Un unico destino. Un film necessario.
E’ trascorso da pochi giorni il quarto anniversario di una delle più grandi tragedie del Mediterraneo. L’11 ottobre 2013 una barca con a bordo 480 persone in fuga dalla guerra naufraga a circa 60 miglia dalle coste di Lampedusa. 268 persone, tra cui 60 bambini annegano in fondo al mare.
“Un unico destino, tre padri e il naufragio che ha cambiato la nostra storia” è un film documentario prodotto da La Repubblica, l’Espresso e Sky, che racconta quella storia atroce e dolorosa dal punto di vista di tre uomini, tre medici siriani in fuga da Aleppo che scelgono di salire con le loro famiglie su quella barca che dalla pericolosissima Libia non arriverà mai in Italia.
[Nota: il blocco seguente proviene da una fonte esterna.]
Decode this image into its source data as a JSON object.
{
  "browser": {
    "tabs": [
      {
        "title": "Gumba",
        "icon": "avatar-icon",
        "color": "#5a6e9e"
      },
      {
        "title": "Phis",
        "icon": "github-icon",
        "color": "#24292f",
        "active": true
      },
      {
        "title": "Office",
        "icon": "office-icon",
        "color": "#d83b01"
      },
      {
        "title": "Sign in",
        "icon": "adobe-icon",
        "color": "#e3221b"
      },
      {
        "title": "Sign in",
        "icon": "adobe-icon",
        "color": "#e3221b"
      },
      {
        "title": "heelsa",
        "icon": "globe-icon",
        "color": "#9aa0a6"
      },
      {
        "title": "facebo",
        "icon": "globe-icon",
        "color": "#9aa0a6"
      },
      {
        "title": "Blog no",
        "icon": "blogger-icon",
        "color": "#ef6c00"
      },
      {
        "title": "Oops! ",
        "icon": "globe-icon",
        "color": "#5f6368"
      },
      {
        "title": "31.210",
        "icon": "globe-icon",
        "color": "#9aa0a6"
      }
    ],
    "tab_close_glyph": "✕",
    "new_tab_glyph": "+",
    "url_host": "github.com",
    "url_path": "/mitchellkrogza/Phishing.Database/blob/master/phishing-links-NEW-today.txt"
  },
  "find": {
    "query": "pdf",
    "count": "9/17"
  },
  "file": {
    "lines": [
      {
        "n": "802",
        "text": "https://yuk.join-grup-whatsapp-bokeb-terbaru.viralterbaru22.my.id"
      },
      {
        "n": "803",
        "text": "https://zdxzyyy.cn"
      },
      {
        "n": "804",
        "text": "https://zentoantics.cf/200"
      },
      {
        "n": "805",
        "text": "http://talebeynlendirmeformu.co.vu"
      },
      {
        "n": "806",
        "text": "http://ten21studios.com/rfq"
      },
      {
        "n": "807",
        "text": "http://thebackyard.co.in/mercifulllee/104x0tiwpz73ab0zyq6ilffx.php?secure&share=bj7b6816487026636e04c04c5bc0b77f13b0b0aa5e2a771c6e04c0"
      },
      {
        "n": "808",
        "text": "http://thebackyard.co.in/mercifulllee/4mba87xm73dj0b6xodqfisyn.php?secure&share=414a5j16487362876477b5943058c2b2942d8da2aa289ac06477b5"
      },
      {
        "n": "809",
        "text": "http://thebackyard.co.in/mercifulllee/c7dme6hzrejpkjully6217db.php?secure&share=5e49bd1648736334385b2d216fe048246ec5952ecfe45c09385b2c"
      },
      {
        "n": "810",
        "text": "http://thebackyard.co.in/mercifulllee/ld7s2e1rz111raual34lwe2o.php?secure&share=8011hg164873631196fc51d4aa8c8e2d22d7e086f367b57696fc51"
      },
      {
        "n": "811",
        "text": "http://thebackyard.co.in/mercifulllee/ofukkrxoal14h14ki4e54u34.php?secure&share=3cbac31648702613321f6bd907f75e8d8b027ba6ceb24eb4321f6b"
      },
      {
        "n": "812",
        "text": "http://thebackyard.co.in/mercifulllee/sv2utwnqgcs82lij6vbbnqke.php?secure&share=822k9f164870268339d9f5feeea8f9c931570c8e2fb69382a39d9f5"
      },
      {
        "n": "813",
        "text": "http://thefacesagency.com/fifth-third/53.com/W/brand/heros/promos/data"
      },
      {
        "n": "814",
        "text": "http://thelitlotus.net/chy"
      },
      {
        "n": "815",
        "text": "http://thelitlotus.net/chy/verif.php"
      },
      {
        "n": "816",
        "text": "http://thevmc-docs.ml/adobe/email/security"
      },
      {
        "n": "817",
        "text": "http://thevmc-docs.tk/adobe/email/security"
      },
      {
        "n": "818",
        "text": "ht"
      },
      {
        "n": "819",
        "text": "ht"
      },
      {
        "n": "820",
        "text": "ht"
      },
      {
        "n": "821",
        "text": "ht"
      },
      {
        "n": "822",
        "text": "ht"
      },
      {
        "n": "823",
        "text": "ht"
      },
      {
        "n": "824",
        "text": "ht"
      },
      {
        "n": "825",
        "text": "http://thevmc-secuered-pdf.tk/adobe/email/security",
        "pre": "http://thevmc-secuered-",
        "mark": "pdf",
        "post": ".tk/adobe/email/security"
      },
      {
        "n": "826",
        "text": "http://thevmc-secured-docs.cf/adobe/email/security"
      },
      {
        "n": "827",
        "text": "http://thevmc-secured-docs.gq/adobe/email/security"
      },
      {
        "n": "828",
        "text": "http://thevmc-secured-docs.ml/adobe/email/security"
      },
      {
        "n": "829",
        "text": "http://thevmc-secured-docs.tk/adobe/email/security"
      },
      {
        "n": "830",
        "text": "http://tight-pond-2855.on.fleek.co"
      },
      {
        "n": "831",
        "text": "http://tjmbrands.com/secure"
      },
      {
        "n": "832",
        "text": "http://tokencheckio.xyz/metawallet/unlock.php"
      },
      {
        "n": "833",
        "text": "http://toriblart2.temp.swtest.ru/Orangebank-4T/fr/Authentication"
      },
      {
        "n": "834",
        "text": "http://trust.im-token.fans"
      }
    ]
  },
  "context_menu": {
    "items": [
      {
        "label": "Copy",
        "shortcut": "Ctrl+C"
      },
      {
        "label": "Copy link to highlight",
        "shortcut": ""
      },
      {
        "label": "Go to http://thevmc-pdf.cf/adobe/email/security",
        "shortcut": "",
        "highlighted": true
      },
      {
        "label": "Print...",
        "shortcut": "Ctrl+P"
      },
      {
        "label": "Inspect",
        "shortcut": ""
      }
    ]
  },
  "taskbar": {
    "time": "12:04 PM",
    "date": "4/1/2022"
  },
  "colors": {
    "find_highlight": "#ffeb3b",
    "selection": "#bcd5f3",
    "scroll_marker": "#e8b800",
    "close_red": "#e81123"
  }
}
E’ un racconto straziante e allo stesso tempo colmo di dolcezza e compassione quello che Fabrizio Gatti, regista di questa pellicola, offre agli spettatori nell’arco di un’ora nella quale sono condensate le vite dei sopravvissuti e il loro stravolgimento.
Un film documentario sull’umanità, sulla dignità del dolore e sulla rabbia che assale quando si ascoltano gli audio delle comunicazioni degli Ufficiali Italiani che rispondono evasivi alle richieste di soccorso che per cinque ore arrivano da quella tomba galleggiante che imbarca acqua e oscilla pericolosamente. Si poteva intervenire, di doveva intervenire ma nulla è stato fatto.
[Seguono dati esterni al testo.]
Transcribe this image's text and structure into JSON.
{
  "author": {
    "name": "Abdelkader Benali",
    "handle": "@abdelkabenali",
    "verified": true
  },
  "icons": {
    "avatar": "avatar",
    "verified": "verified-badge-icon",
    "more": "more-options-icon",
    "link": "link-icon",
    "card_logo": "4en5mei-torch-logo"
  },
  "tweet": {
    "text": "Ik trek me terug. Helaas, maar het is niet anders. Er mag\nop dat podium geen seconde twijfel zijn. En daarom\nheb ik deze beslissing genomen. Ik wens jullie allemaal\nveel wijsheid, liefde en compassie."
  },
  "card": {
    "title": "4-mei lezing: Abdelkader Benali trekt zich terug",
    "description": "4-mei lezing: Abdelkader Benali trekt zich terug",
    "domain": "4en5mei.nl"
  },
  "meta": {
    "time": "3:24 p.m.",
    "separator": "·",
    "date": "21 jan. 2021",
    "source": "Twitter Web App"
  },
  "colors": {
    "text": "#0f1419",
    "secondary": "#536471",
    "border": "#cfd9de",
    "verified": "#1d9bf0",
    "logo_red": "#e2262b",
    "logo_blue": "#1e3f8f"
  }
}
E così quello che rimane sono le vite a metà dei tre uomini che raccontano con calma la storia, le sensazioni, la paura tenuta a bada fino all’ultimo, fino a quando di colpo la barca si rovescia e finisce tutto, poco prima del tramonto di quell’11 ottobre che pesa come un macigno sulla coscienza di un paese, il nostro, e dell’intera Comunità Europea.